Une fois en Pologne, les Ukrainiens cherchent plus souvent que dans le passé à prolonger leur séjour. Selon l'Office des étrangers, les demandes de permis de résidence pour une durée supérieure à trois mois ont doublé entre 2013 et 2014 pour dépasser les 25.000. Le nombre d'autorisations délivrées est passé quant à lui de 9.595 à 17.108 sur la même période, soit une hausse de 78% essentiellement tirée par les catégories «travail» et «études». La quantité de permis attribués pour raisons familiales a, de son côté, à peine augmenté.

Bien que le travail demeure dans la moitié des cas le principal motif de présence déclaré des Ukrainiens en Pologne, les effectifs des étudiants, qui s'élevaient à environ 6.000 pour l'année universitaire 2011-2012, ont atteint 15.000 en 2013-2014. Le ministère polonais de la Science et l'Enseignement supérieur est fier d'ajouter que parmi eux, 4.000 ont reçu une aide sous forme de bourse ou d'exonération des frais d'inscription. Cette augmentation rapide, qui prend de vitesse la hausse générale du nombre d'étudiants étrangers en Pologne toutes nationalités confondues, conforte la première place des Ukrainiens au classement des communautés étudiantes étrangères (42% du total).

Des flux essentiellement constitués de travailleurs et d'étudiants

Pour les établissements d'enseignement supérieur confrontés à des cohortes chaque année de plus en plus réduites en raison des évolutions démographiques, l'arrivée des Ukrainiens constitue une bulle d'oxygène puisque les dotations et le maintien de filières dépendent en grande partie du nombre d'inscrits. Les étudiants ukrainiens trouvent pour leur part en Pologne des contenus et des méthodes d'enseignement plus modernes, de meilleures infrastructures et un système d'examen qui ne dépend pas des dessous-de-table versés aux professeurs.

La population polonaise est-elle convaincue des avantages que présente cette immigration? L'étude la plus complète sur les perceptions réciproques entre Polonais et Ukrainiens a été conduite pendant l'été 2013[3] et ne permet donc pas de mesurer si l'Euromaïdan ou la forte hausse des flux migratoires enregistrée depuis un an ont modifié dans un sens ou un autre l'opinion publique. Les Polonais interrogés alors étaient en tout cas très majoritaires à considérer le travail des Ukrainiens en Pologne comme ayant un impact global neutre ou positif pour l'économie polonaise contre seulement 8% à y voir plus d'inconvénients que d'avantages.

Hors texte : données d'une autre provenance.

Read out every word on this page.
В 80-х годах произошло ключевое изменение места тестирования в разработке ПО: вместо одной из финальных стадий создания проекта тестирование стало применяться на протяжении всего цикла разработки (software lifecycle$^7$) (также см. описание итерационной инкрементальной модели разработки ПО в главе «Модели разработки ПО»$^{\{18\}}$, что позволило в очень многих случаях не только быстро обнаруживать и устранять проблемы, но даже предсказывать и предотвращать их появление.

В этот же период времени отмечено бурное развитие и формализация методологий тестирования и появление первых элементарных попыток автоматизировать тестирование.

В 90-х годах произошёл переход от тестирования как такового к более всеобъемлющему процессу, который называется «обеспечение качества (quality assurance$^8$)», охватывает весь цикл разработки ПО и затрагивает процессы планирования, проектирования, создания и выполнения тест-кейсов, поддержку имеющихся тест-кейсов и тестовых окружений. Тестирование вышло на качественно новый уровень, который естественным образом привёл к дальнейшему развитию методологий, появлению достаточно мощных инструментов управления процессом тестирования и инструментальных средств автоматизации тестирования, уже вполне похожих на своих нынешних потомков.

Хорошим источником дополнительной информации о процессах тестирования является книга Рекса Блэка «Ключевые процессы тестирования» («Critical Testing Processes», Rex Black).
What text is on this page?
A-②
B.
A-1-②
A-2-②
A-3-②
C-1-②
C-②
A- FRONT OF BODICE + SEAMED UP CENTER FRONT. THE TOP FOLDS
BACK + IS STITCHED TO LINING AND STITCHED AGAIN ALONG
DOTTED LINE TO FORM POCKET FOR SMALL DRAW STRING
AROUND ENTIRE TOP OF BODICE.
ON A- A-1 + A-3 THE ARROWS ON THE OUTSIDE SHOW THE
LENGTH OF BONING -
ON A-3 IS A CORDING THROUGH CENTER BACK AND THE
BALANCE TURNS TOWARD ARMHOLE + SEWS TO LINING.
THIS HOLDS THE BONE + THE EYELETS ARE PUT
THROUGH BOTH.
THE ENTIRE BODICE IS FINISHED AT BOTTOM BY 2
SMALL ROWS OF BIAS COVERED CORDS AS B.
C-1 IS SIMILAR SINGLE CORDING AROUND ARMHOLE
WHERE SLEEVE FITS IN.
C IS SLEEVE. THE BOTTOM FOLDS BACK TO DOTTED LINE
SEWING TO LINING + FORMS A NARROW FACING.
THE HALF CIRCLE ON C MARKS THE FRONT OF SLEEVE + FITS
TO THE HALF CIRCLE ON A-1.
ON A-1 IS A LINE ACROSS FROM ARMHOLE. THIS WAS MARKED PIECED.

Les Polonais et les Ukrainiens qui ont participé à l'enquête (sélection aléatoire) ont également fait preuve d'ouverture à l'idée d'avoir un voisin, un ami ou un membre de la famille de l'autre nationalité. La proximité linguistique, le passé commun mais aussi la sympathie des Polonais pour la Révolution orange de 2005 ainsi que la reconnaissance des Ukrainiens pour l'engagement de la Pologne en faveur de Kiev[4] figurent parmi les principaux éléments d'explication de cette tolérance mutuelle.

En dépit de l'augmentation parfois spectaculaire des statistiques d'immigration en provenance d'Ukraine –une tendance déjà confirmée pour le premier trimestre 2015–, les volumes restent infimes à l'échelle de la population polonaise. Le phénomène ne pose donc pas problème, ni en termes de politiques publiques, ni pour l'opinion. Toutefois, l'absence de perspective d'amélioration de la situation économique en Ukraine peut faire craindre une explosion incontrôlée des flux entrants non seulement vers la Pologne, mais aussi d'autres destinations où les Ukrainiens sont nombreux à travailler comme l'Allemagne, l'Italie et la République tchèque.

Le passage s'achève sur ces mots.